En 1953, il ouvre son studio de photographie sur Bleecker Street. Il gagne alors sa vie en tant que photographe de mode. À partir de 1957, son travail est publié dans des magazines prestigieux comme Esquire et Harper’s Bazaar, grâce à son contact avec Henry Wolf, directeur artistique de ces publications. Il devient alors l’un des grands photographes du milieu et travaille pour les magazines de mode les plus prestigieux. Saul Leiter continue de travailler dans la mode jusqu’aux années 1970, tout en réalisant des portraits et des scènes de rue dans des villes comme Venise, Rome et Paris. En 1963, il déplace son studio de Bleecker Street à Lower Fifth Avenue, où il continue de travailler jusqu’en 1981, moment où il abandonne progressivement la photographie de mode.
Quoiqu’il en soit, il verra toujours cette pratique comme quelque chose d’alimentaire :
J’ai vraiment commencé comme photographe de mode. On ne peut pas dire que j’ai réussi, mais il y avait assez de travail pour me tenir occupé. J’ai collaboré avec le Harper’s Bazaar et d’autres magazines. J’ai eu du travail. C’était une façon pour moi de gagner ma vie. J’avais besoin de payer ma facture d’électricité et mon loyer, et j’avais besoin d’argent pour la nourriture. Dans le même temps, j’ai pu faire mes propres photographies.
Saul Leiter
Early Black and White
Paradoxalement, j’ai découvert Saul Leiter, non pas pour son travail en couleurs, mais via le livre Early Black and White, que j’avais dégoté lors d’une énième balade dans une librairie.
Je vous en conseille d’ailleurs la lecture.
L’ouvrage se découpe en deux volumes : Interior et Exterior. Leur titre est trompeur, il ne fait pas référence à son domicile (lieu de vie et extérieur), mais porte sur la vie intime de Saul Leiter : ce qui en fait partie est dans le premier, le reste dans le deuxième. On trouve donc dans le premier des photographies de son père, mais aussi de ses amis et de ses amours. On y retrouve son élégante douceur, une proximité, tant avec le sujet qu’avec le spectateur, que j’aime beaucoup. Comme si tout cela lui était un prolongement naturel de lui-même.
Si vous voulez en voir plus, cette vidéo est très bien :
In My Room
Autre projet que j’aime beaucoup de lui, In My Room. Photographe d’une extrême douceur, c’est bien dans ce travail (mis en forme après son décès, dans un livre) que celle-ci s’exprime le mieux. Il a réalisé des photographies intimes de ses amours pendant trois décennies.

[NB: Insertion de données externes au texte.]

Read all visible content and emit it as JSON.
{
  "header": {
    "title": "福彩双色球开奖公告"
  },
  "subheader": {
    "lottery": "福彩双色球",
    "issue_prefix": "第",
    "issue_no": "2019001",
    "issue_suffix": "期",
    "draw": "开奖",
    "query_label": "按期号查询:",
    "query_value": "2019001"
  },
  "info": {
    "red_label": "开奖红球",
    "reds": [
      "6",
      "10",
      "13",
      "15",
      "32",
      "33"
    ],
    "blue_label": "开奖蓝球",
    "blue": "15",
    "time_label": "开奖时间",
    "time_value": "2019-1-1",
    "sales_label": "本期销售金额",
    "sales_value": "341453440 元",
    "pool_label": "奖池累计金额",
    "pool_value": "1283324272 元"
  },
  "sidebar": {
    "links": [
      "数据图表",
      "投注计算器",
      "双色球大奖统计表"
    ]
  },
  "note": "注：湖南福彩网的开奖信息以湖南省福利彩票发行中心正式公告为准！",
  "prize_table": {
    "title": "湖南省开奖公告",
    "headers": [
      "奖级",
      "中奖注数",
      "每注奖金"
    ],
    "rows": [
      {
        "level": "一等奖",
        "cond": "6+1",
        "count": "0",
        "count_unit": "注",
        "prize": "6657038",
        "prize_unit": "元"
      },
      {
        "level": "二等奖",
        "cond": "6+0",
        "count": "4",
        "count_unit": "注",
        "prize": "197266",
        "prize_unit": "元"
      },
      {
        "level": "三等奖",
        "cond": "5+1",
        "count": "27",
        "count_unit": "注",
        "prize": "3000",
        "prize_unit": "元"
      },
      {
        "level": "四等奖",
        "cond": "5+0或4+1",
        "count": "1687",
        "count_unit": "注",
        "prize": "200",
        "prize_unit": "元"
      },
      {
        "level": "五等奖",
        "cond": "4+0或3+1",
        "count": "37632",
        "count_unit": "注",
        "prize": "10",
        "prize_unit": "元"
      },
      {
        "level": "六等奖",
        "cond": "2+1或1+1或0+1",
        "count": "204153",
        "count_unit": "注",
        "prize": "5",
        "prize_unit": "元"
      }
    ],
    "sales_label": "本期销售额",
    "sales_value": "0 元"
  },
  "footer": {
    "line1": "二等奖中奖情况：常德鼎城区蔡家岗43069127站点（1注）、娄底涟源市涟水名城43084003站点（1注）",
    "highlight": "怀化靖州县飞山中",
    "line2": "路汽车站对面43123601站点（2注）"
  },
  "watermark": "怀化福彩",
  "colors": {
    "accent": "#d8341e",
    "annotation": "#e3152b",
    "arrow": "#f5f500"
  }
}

Ce travail a débuté à son arrivée à New York en 1946 et s’est poursuivi jusqu’à la fin des années 1960. Il montre aussi ici l’influence de ses artistes préférés (dont Vuillard et Matisse).
Personnelles et intimes, ces images font partager au spectateur des moments tendres, et sont révélatrices de la confiance que ses sujets lui accordent. Elles révèlent le monde de l’artiste et les femmes qui ont partagé sa vie, à travers des études de la figure féminine.
Souvent éclairées par la lumière naturelle et luxuriante de son atelier dans l’East Village, ces images en noir et blanc se révèlent d’une grande beauté, entre empathie et sensualité.
Dans les années 1970, Saul Leiter avait prévu de faire un livre de ses nus, mais n’a jamais réalisé ce projet de son vivant.
La peinture
Dans cet article, on a pas mal parlé de la passion de Saul Leiter pour la peinture et le graphisme, et du fait qu’il l’ait pratiqué toute sa vie. Même si ce blog est avant tout dédié à la photographie, j’aurais trouvé ça dommage de nous arrêter là sans vous le montrer, surtout que j’aime bien son travail.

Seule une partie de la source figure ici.